Now in addition to adding unit-level fixed effects to the model, we control for time-specific factors that affect the global per capita \(CO_2\) emissions. The results suggest that the effect of a carbon-tax leads to a decrease \(CO_2\) emissions of 3.91 metric tons per capita.
Test of serial correlation for the idiosyncratic component of the errors in panel models
In our models our assumption for the errors is \(υ_{it} ∼ iid(0, σ_υ^{2})\).
With longer panels, serial correlation between errors is a problem:
\(Cor(υ_{it}, υ_i(t−1))≠0\).
We can test for serial correlation in our time and unit FE specification model, as such:
pbgtest(unit_time_fe, order = 2)
##
## Breusch-Godfrey/Wooldridge test for serial correlation in panel models
##
## data: co2_per_capita ~ tax
## chisq = 0.25101, df = 2, p-value = 0.8821
## alternative hypothesis: serial correlation in idiosyncratic errors
In here, the null hypothesis is there is serial correlation of any order up to 2 (i.e., first- and second-order).
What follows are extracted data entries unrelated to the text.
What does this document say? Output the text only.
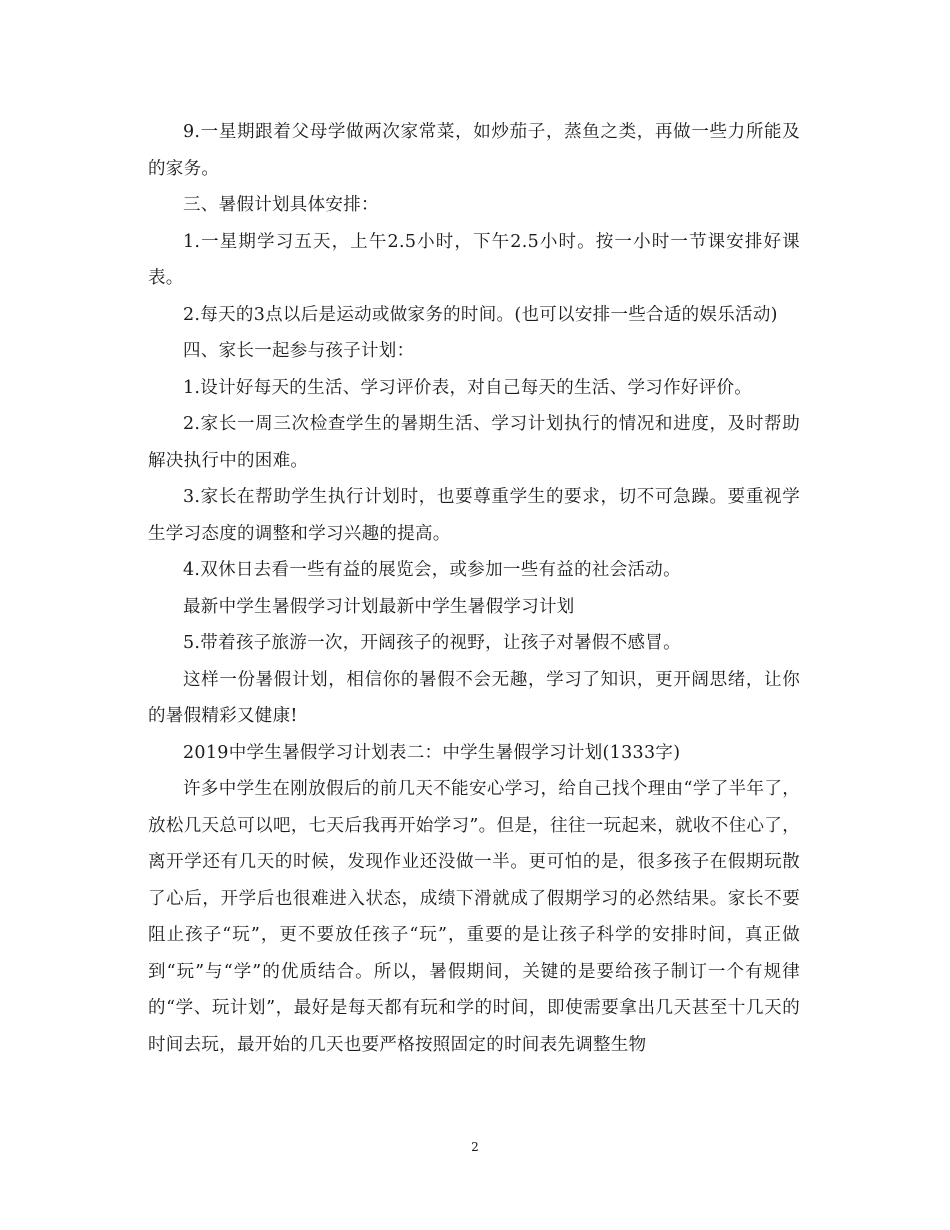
9.一星期跟着父母学做两次家常菜，如炒茄子，蒸鱼之类，再做一些力所能及的家务。

三、暑假计划具体安排：

1.一星期学习五天，上午2.5小时，下午2.5小时。按一小时一节课安排好课表。

2.每天的3点以后是运动或做家务的时间。(也可以安排一些合适的娱乐活动)

四、家长一起参与孩子计划：

1.设计好每天的生活、学习评价表，对自己每天的生活、学习作好评价。

2.家长一周三次检查学生的暑期生活、学习计划执行的情况和进度，及时帮助解决执行中的困难。

3.家长在帮助学生执行计划时，也要尊重学生的要求，切不可急躁。要重视学生学习态度的调整和学习兴趣的提高。

4.双休日去看一些有益的展览会，或参加一些有益的社会活动。

最新中学生暑假学习计划最新中学生暑假学习计划

5.带着孩子旅游一次，开阔孩子的视野，让孩子对暑假不感冒。

这样一份暑假计划，相信你的暑假不会无趣，学习了知识，更开阔思绪，让你的暑假精彩又健康!

2019中学生暑假学习计划表二：中学生暑假学习计划(1333字)

许多中学生在刚放假后的前几天不能安心学习，给自己找个理由“学了半年了，放松几天总可以吧，七天后我再开始学习”。但是，往往一玩起来，就收不住心了，离开学还有几天的时候，发现作业还没做一半。更可怕的是，很多孩子在假期玩散了心后，开学后也很难进入状态，成绩下滑就成了假期学习的必然结果。家长不要阻止孩子“玩”，更不要放任孩子“玩”，重要的是让孩子科学的安排时间，真正做到“玩”与“学”的优质结合。所以，暑假期间，关键的是要给孩子制订一个有规律的“学、玩计划”，最好是每天都有玩和学的时间，即使需要拿出几天甚至十几天的时间去玩，最开始的几天也要严格按照固定的时间表先调整生物

2
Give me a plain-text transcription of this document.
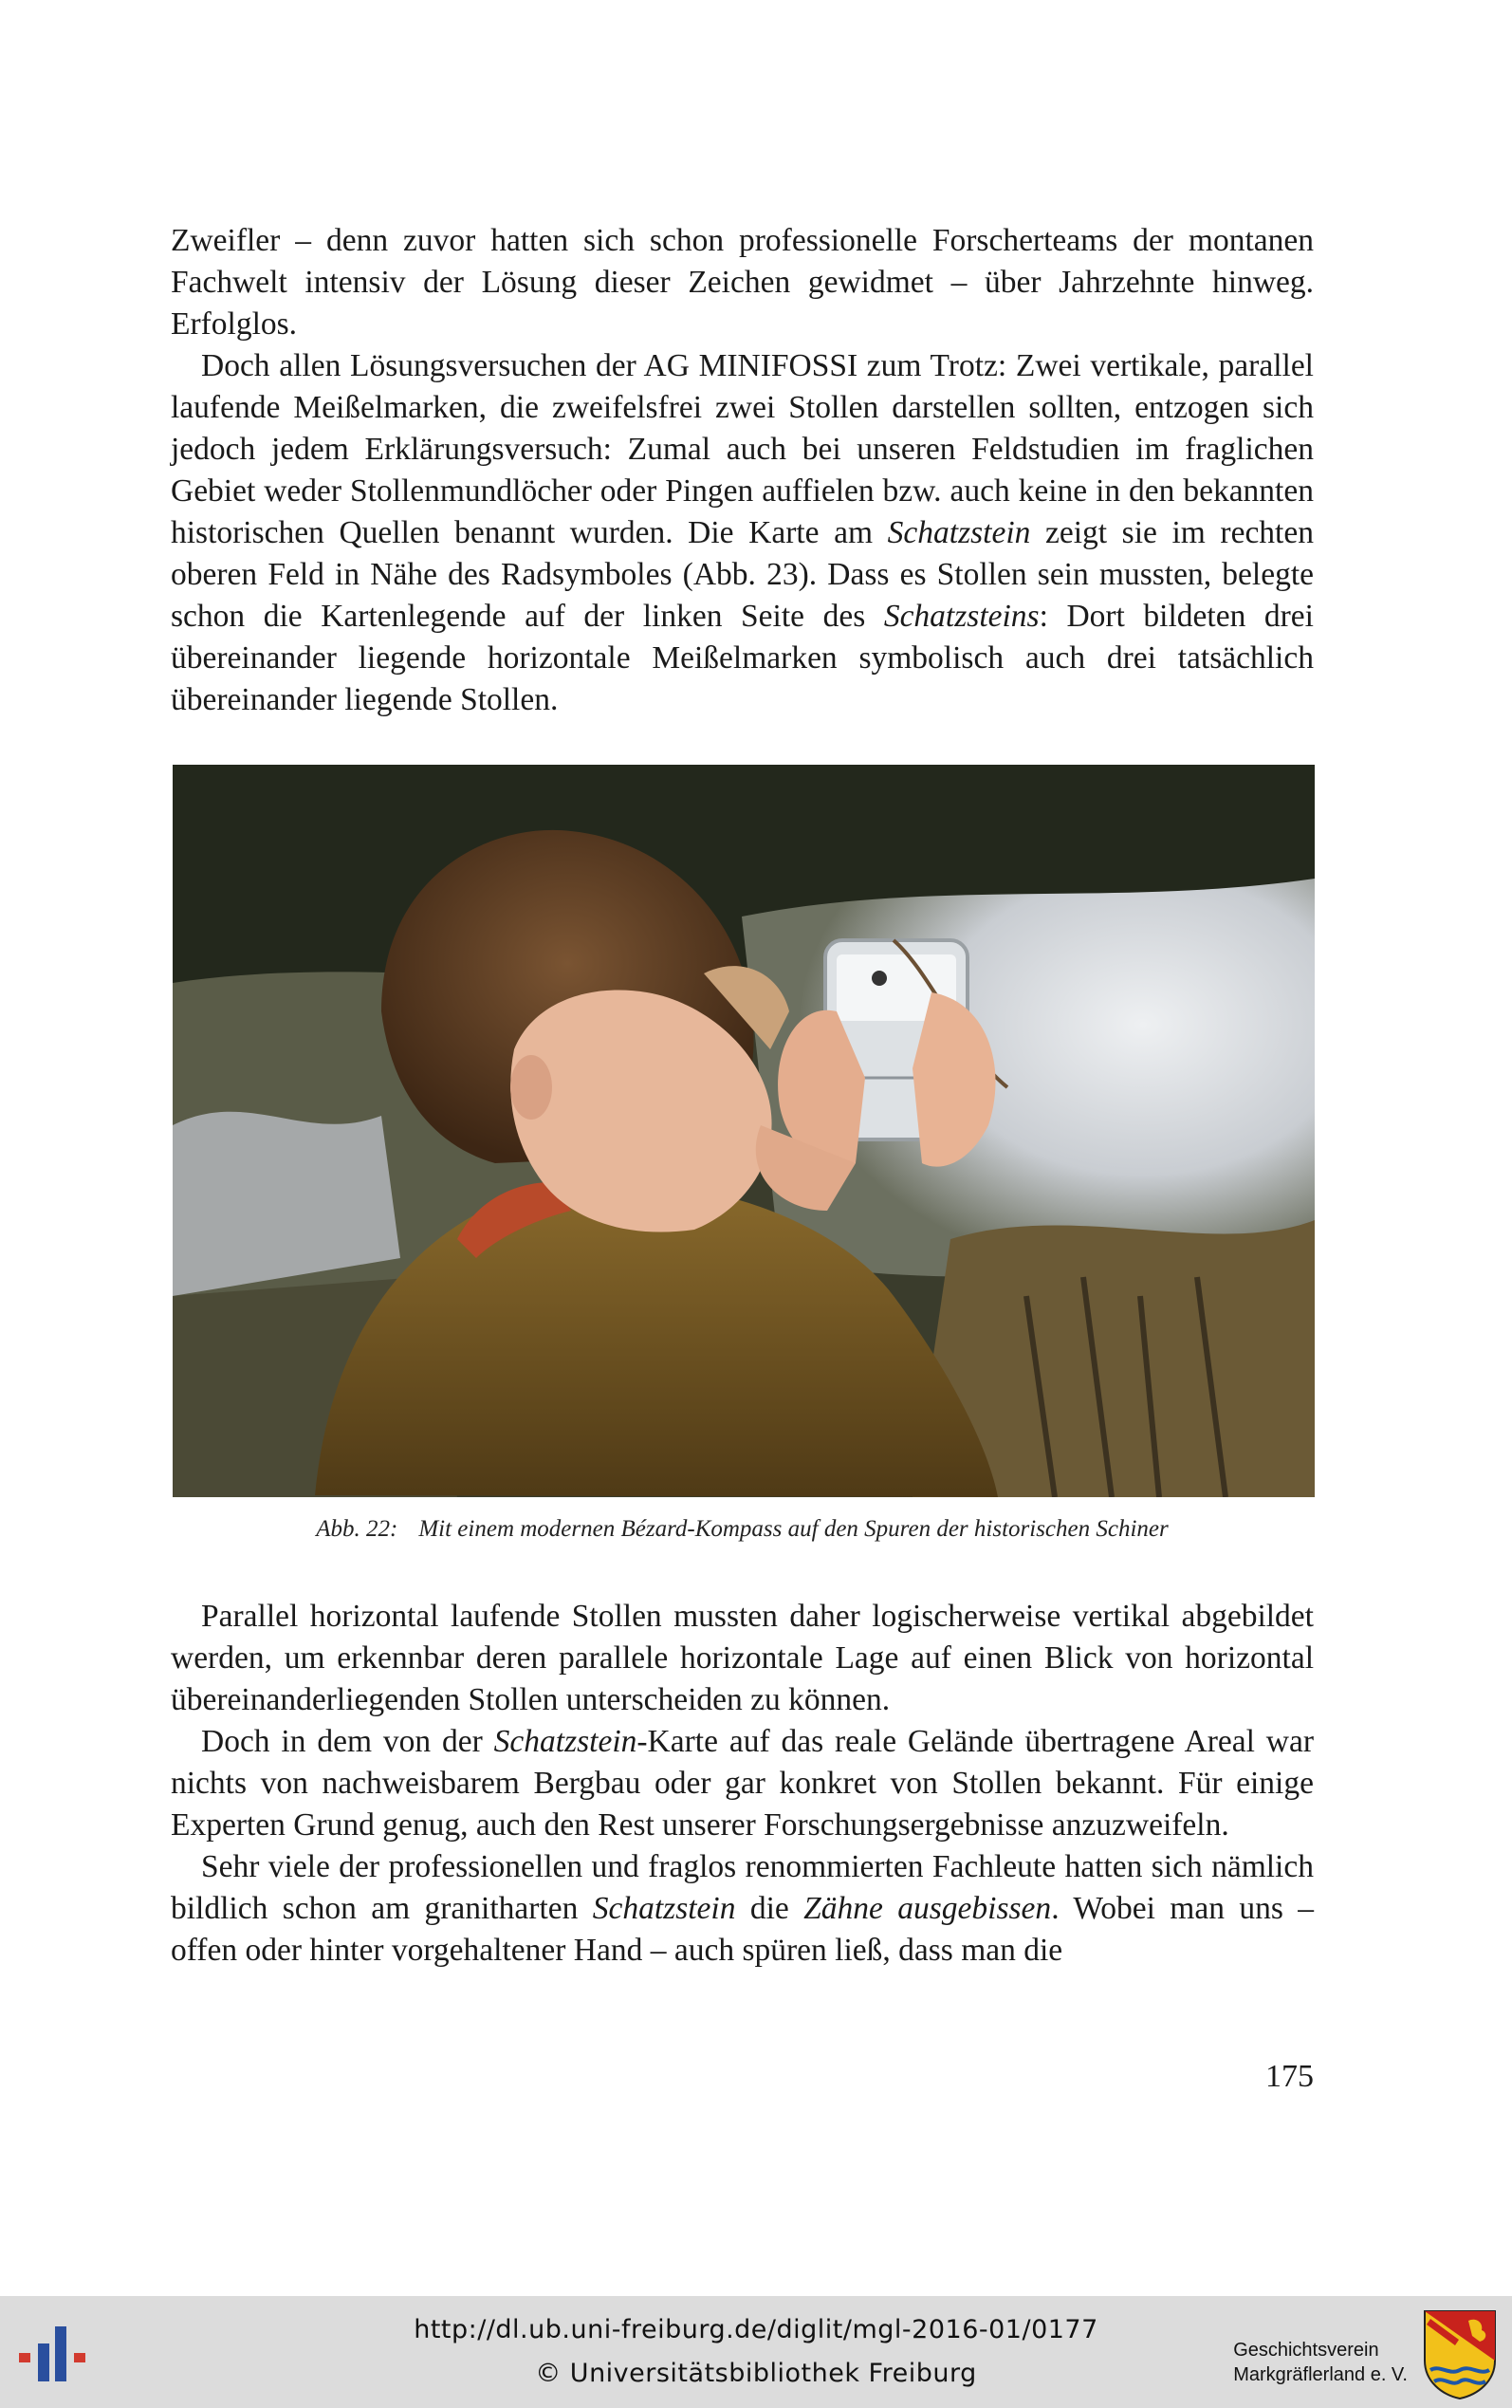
Zweifler – denn zuvor hatten sich schon professionelle Forscherteams der montanen Fachwelt intensiv der Lösung dieser Zeichen gewidmet – über Jahrzehnte hinweg. Erfolglos.

Doch allen Lösungsversuchen der AG MINIFOSSI zum Trotz: Zwei vertikale, parallel laufende Meißelmarken, die zweifelsfrei zwei Stollen darstellen sollten, entzogen sich jedoch jedem Erklärungsversuch: Zumal auch bei unseren Feldstudien im fraglichen Gebiet weder Stollenmundlöcher oder Pingen auffielen bzw. auch keine in den bekannten historischen Quellen benannt wurden. Die Karte am Schatzstein zeigt sie im rechten oberen Feld in Nähe des Radsymboles (Abb. 23). Dass es Stollen sein mussten, belegte schon die Kartenlegende auf der linken Seite des Schatzsteins: Dort bildeten drei übereinander liegende horizontale Meißelmarken symbolisch auch drei tatsächlich übereinander liegende Stollen.

Abb. 22: Mit einem modernen Bézard-Kompass auf den Spuren der historischen Schiner

Parallel horizontal laufende Stollen mussten daher logischerweise vertikal abgebildet werden, um erkennbar deren parallele horizontale Lage auf einen Blick von horizontal übereinanderliegenden Stollen unterscheiden zu können.

Doch in dem von der Schatzstein-Karte auf das reale Gelände übertragene Areal war nichts von nachweisbarem Bergbau oder gar konkret von Stollen bekannt. Für einige Experten Grund genug, auch den Rest unserer Forschungsergebnisse anzuzweifeln.

Sehr viele der professionellen und fraglos renommierten Fachleute hatten sich nämlich bildlich schon am granitharten Schatzstein die Zähne ausgebissen. Wobei man uns – offen oder hinter vorgehaltener Hand – auch spüren ließ, dass man die

175
http://dl.ub.uni-freiburg.de/diglit/mgl-2016-01/0177
© Universitätsbibliothek Freiburg
Geschichtsverein
Markgräflerland e. V.
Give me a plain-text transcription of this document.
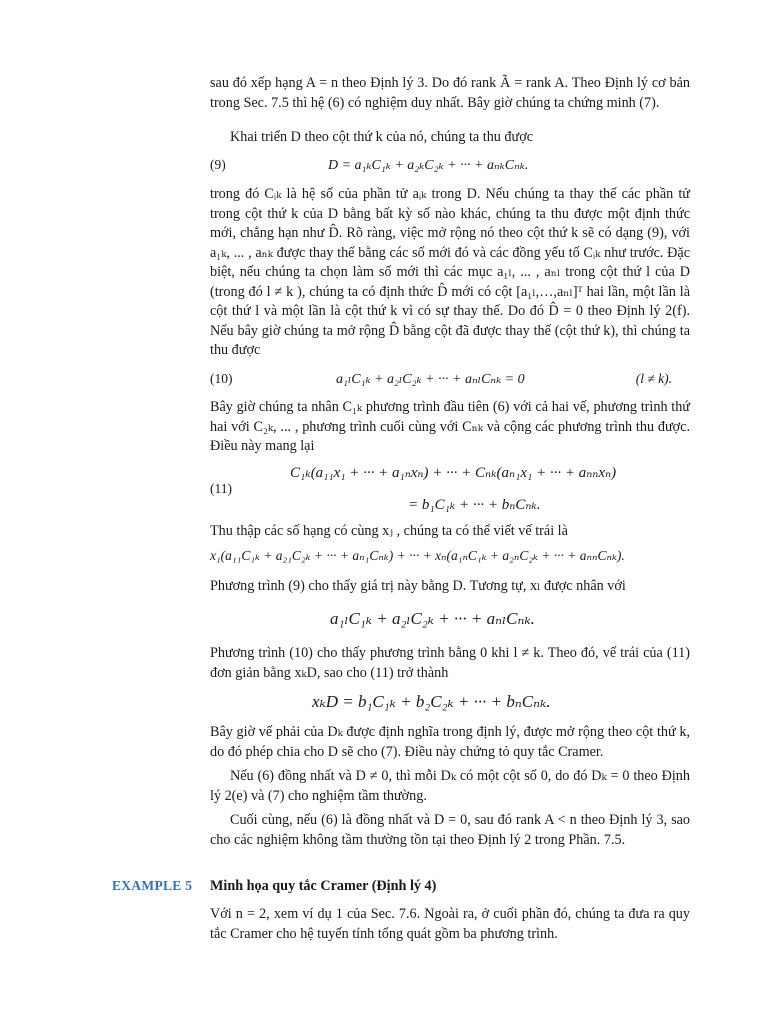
sau đó xếp hạng A = n theo Định lý 3. Do đó rank Ã = rank A. Theo Định lý cơ bản trong Sec. 7.5 thì hệ (6) có nghiệm duy nhất. Bây giờ chúng ta chứng minh (7).
Khai triển D theo cột thứ k của nó, chúng ta thu được
(9)	D = a₁ₖC₁ₖ + a₂ₖC₂ₖ + ··· + aₙₖCₙₖ.
trong đó Cᵢₖ là hệ số của phần tử aᵢₖ trong D. Nếu chúng ta thay thế các phần tử trong cột thứ k của D bằng bất kỳ số nào khác, chúng ta thu được một định thức mới, chẳng hạn như D̂. Rõ ràng, việc mở rộng nó theo cột thứ k sẽ có dạng (9), với a₁ₖ, ... , aₙₖ được thay thế bằng các số mới đó và các đồng yếu tố Cᵢₖ như trước. Đặc biệt, nếu chúng ta chọn làm số mới thì các mục a₁ₗ, ... , aₙₗ trong cột thứ l của D (trong đó l ≠ k ), chúng ta có định thức D̂ mới có cột [a₁ₗ,…,aₙₗ]ᵀ hai lần, một lần là cột thứ l và một lần là cột thứ k vì có sự thay thế. Do đó D̂ = 0 theo Định lý 2(f). Nếu bây giờ chúng ta mở rộng D̂ bằng cột đã được thay thế (cột thứ k), thì chúng ta thu được
(10)	a₁ₗC₁ₖ + a₂ₗC₂ₖ + ··· + aₙₗCₙₖ = 0	(l ≠ k).
Bây giờ chúng ta nhân C₁ₖ phương trình đầu tiên (6) với cả hai vế, phương trình thứ hai với C₂ₖ, ... , phương trình cuối cùng với Cₙₖ và cộng các phương trình thu được. Điều này mang lại
(11)
C₁ₖ(a₁₁x₁ + ··· + a₁ₙxₙ) + ··· + Cₙₖ(aₙ₁x₁ + ··· + aₙₙxₙ)
= b₁C₁ₖ + ··· + bₙCₙₖ.
Thu thập các số hạng có cùng xⱼ , chúng ta có thể viết vế trái là
x₁(a₁₁C₁ₖ + a₂₁C₂ₖ + ··· + aₙ₁Cₙₖ) + ··· + xₙ(a₁ₙC₁ₖ + a₂ₙC₂ₖ + ··· + aₙₙCₙₖ).
Phương trình (9) cho thấy giá trị này bằng D. Tương tự, xₗ được nhân với
a₁ₗC₁ₖ + a₂ₗC₂ₖ + ··· + aₙₗCₙₖ.
Phương trình (10) cho thấy phương trình bằng 0 khi l ≠ k. Theo đó, vế trái của (11) đơn giản bằng xₖD, sao cho (11) trở thành
xₖD = b₁C₁ₖ + b₂C₂ₖ + ··· + bₙCₙₖ.
Bây giờ vế phải của Dₖ được định nghĩa trong định lý, được mở rộng theo cột thứ k, do đó phép chia cho D sẽ cho (7). Điều này chứng tỏ quy tắc Cramer.
Nếu (6) đồng nhất và D ≠ 0, thì mỗi Dₖ có một cột số 0, do đó Dₖ = 0 theo Định lý 2(e) và (7) cho nghiệm tầm thường.
Cuối cùng, nếu (6) là đồng nhất và D = 0, sau đó rank A < n theo Định lý 3, sao cho các nghiệm không tầm thường tồn tại theo Định lý 2 trong Phần. 7.5.
EXAMPLE 5 Minh họa quy tắc Cramer (Định lý 4)
Với n = 2, xem ví dụ 1 của Sec. 7.6. Ngoài ra, ở cuối phần đó, chúng ta đưa ra quy tắc Cramer cho hệ tuyến tính tổng quát gồm ba phương trình.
In this case, we do not find any serial correlation, so we do not need to correct our standard errors manually. If we were to find serial correlation, we could introduce robust standard errors with a similar syntax to the one used last week for clustered standard errors:
model_with_robust_se <- coeftest(unit_time_fe, vcov=vcovHC(unit_time_fe, type = "sss"))
Drafting some brief recommedations
You report back to the Organization of Economic Non-Cooperation for Development (OENCD). Based on your analysis of the data at hand, you suggest that the implementation of a carbon tax does have an effect on national carbon dioxide emissions per capita. Your results show that a carbon tax reduces \(CO_2\) emissions by 3.91 metric tons per capita.
Your results are welcomed internationally and all states move forward with the measure.